Life expectancy has increased… but you have to remember that the dominant factor in life expectancy increase is death during childhood.
If you look at the life expectancy of adults, it’s changed, but not that dramatically; particularly not in the last 50 years. The last major spike in adult life expectancy came with the invention of antibiotics. It’s crept upwards slowly since then, but absolutely not in any dramatic jumps. The jumps all come from kids not dying.
The problem with adding height and weight and stopping there (aside from the fact that the units aren’t commensurate) is that there’s no evidence that the results actually correlate with anything useful. (“BMI,” which has similar problems, is generally given as a dimensionless number, probably because nothing else is measured in kg / m^-2. So, first, there’s no easy name for it, and second, “27” sounds more meaningful than “27 kilograms per meter squared” let alone “per square meter.”
@Vicki: You can measure rainfall, paint coverage or anything else that is a mass per unit area in kg/m².
Anyway, surely they wouldn’t use the mean as an indication of life expectancy? It’s a blind range (you can’t live for less than -40 weeks), so the median would be more appropriate. The point where the slope was steepest on the graph of “percentage of total population dead by this age” against age might well tell a few stories, too.

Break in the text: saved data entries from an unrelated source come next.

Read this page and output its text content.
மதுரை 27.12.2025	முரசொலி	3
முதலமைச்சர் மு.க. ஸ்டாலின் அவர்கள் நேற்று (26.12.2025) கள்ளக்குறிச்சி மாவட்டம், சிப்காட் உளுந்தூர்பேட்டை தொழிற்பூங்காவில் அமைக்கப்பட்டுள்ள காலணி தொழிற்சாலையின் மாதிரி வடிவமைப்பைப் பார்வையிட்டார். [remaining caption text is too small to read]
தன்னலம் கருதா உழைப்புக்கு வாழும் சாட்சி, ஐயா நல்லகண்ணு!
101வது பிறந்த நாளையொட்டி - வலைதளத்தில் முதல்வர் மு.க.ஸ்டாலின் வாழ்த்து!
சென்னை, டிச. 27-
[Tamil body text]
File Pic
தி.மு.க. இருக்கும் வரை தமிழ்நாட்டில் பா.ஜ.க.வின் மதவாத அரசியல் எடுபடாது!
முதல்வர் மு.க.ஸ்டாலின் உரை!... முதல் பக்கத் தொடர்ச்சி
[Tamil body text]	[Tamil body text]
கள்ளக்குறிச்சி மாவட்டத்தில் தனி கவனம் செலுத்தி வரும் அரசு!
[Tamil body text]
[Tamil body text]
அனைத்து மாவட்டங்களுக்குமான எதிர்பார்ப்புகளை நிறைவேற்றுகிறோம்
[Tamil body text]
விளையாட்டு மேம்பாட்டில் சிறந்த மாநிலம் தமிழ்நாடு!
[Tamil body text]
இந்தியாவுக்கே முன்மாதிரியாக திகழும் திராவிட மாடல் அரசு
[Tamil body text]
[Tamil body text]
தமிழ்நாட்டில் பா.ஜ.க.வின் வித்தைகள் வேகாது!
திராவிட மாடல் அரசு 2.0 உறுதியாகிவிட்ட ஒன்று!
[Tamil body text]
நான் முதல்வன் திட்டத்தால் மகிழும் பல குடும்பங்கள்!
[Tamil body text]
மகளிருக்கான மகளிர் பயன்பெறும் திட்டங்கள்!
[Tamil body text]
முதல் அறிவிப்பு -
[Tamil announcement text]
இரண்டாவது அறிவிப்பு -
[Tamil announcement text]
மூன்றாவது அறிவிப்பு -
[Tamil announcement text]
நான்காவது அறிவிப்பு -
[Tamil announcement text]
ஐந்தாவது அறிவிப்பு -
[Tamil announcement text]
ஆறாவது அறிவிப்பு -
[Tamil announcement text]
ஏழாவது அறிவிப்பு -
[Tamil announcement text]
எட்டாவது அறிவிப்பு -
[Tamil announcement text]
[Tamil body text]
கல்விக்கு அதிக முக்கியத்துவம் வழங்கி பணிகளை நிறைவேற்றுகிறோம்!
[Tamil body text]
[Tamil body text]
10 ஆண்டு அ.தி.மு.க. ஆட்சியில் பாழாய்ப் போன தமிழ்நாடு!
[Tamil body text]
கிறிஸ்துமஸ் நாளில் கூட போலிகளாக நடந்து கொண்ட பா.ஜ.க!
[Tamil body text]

Funny how being in a position of power makes you think that everything you do is right. Simpson needs to take a step back and realize his mistakes… Or at least find ways to address his points with some logic backing them. Oops.
@mathematic_ali
I’m confused!
If a voter has contributed to Social Security for 30 or 40 years … why on earth would they let their benefits go without a fight?
Note – I am not American – maybe the average American does not realize that SS contributions are part of his compensation package?

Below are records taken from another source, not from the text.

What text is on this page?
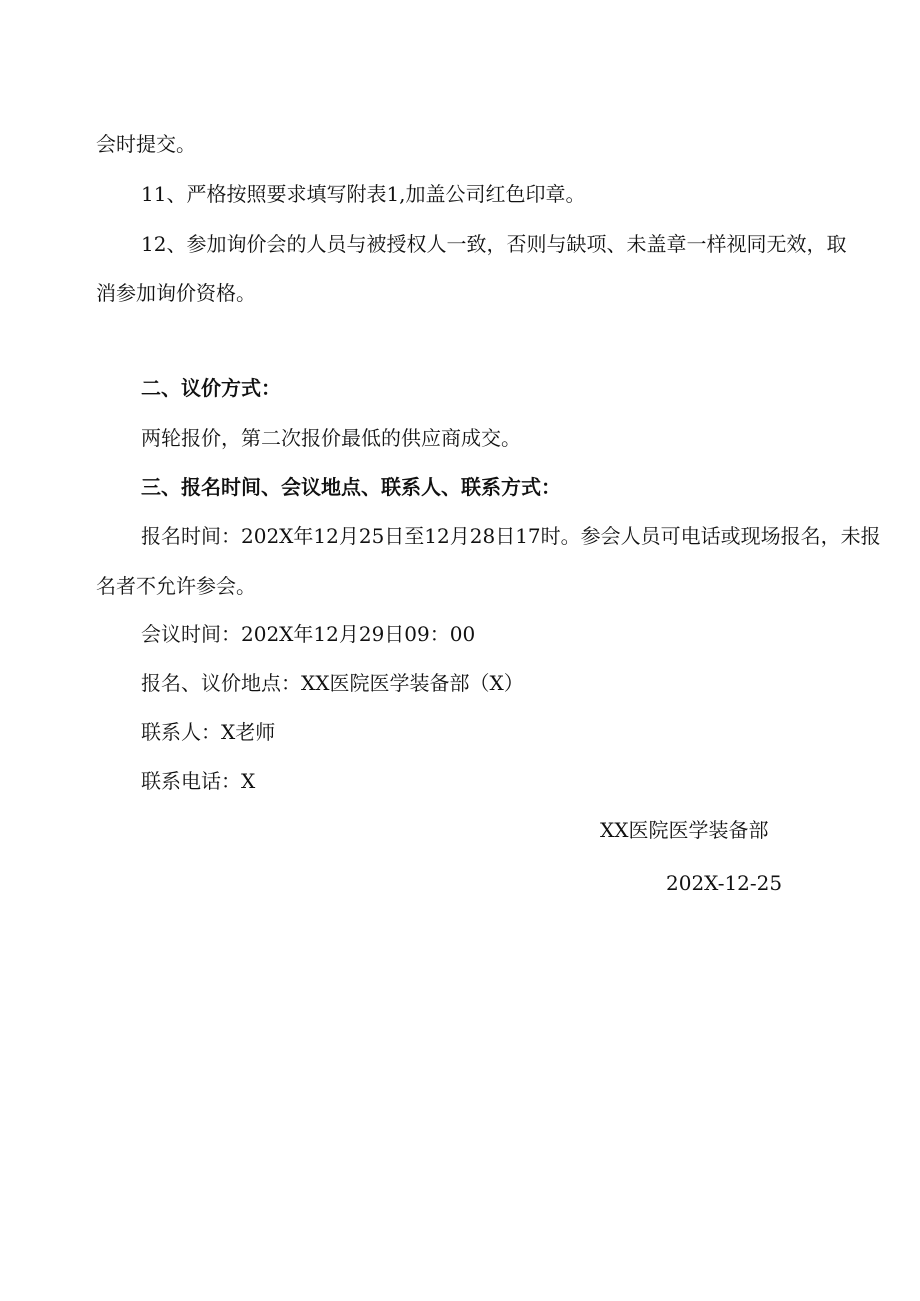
会时提交。
11、严格按照要求填写附表1,加盖公司红色印章。
12、参加询价会的人员与被授权人一致，否则与缺项、未盖章一样视同无效，取
消参加询价资格。
二、议价方式：
两轮报价，第二次报价最低的供应商成交。
三、报名时间、会议地点、联系人、联系方式：
报名时间：202X年12月25日至12月28日17时。参会人员可电话或现场报名，未报
名者不允许参会。
会议时间：202X年12月29日09：00
报名、议价地点：XX医院医学装备部（X）
联系人：X老师
联系电话：X
XX医院医学装备部
202X-12-25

Given the huge population of Baby Boomer voters, why does this issue keep being raised as if SS is a “gift” that is bestowed on lucky taxpayers? Why don’t the contributers feel that they own this pension?
I know what it has cost me to participate in my government pension plan for the last 50 years. I’m expecting the agreed-upon payout Any unfavourable changes will be met with political action, from the group with more free time than any other.
Re: HD Carrol,
Interesting counter-perspective- I catch your point that as the U.S. population gets generally older, the proportion of SS beneficiaries to contributors increases. But I don’t understand why it’s not called a surplus, in actuarial terms, if your revenues exceed your costs. Can you please elaborate?
Personally, even I, basically an elementary teacher of math, was able to understand your equation and how it was derived when I looked through it. I don’t believe that Simpson wasn’t able to understand this, either.
What I do think is that being a Republican, he is opposed to the IDEA of having Social Security at ALL. I have been hearing this same tune from my father since I was a little kid at the dinner table even in the late 50’s and early 60’s. This group of people believes that ANY kind of transfer payments are STEALING from the productive members of society to give to the unproductive members. My Dad used to lecture me since I was a first-grader in 1961 on the “evils of social security” and how it “had to be destroyed.” Watching today’s politics, it seems this is the REAL agenda–get rid of welfare, food stamps, medicaid, any government help with heath insurance or socialized medicine, and of course, eventually, even social security. It seems the current agenda, since in cannot be achieved legislatively, is to simply DEFUND all the programs through continuing tax cuts until they collapse.
Therefore, I believe that Simpson DOESN’T CARE about the math–he’s just twisting figures around to “scare” people and use them for his own purposes, in a way that he can “pretend” that he thought he was making honest statements.